A JUDGE today granted the killer of Huddersfield backpacker Peter Falconio leave to appeal against his sentence.

Bradley John Murdoch, 47, was jailed for life last year for the murder in the Australian Outback in July, 2001.

A court ordered that he serve at least 28 years before being allowed to apply for parole.

Murdoch, a drifter and self-confessed drug runner, was also sentenced to two years for assaulting Mr Falconio's girlfriend, Joanne Lees, and four years for depriving her of her liberty.

Today a judge in the Northern Territory capital, Darwin, granted Murdoch leave to appeal against his non-parole period.

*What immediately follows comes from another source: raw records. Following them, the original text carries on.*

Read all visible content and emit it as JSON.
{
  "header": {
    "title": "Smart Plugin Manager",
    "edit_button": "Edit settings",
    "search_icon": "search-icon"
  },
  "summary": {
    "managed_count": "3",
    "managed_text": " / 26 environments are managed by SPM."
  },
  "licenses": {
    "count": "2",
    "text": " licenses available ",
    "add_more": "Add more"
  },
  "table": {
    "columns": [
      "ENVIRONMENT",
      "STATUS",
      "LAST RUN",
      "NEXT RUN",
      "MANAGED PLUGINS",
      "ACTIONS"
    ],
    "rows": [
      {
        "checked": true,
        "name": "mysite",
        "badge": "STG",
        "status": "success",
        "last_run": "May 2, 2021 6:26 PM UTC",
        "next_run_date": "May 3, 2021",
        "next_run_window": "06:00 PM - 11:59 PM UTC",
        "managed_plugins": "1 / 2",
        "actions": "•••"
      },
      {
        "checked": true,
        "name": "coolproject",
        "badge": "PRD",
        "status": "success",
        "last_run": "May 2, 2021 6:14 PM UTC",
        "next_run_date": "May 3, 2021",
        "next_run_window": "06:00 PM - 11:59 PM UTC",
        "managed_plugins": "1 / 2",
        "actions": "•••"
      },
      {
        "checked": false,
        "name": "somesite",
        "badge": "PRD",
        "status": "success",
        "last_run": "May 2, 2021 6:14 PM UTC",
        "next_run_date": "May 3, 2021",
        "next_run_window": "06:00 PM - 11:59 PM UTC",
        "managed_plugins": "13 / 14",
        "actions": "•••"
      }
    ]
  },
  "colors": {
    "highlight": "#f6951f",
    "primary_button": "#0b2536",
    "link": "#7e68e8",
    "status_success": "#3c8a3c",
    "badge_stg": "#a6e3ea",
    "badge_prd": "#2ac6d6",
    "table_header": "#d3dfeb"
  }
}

But he rejected a claim that the sentences relating to Ms Lees were extreme.

Mr Falconio, then 28, from Hepworth, and Ms Lees were on a `trip of a lifetime' when they were attacked at gunpoint on a remote highway 200 miles north of Alice Springs.

Murdoch shot Mr Falconio in the head before abducting and assaulting Miss Lees at gunpoint.

Ms Lees, now 32 and living in Brighton, faced constant smears after her boyfriend disappeared.

She said last month she was still distressed that Murdoch would not tell her where the body is.

She is writing a book to "correct inaccuracies and misconceptions".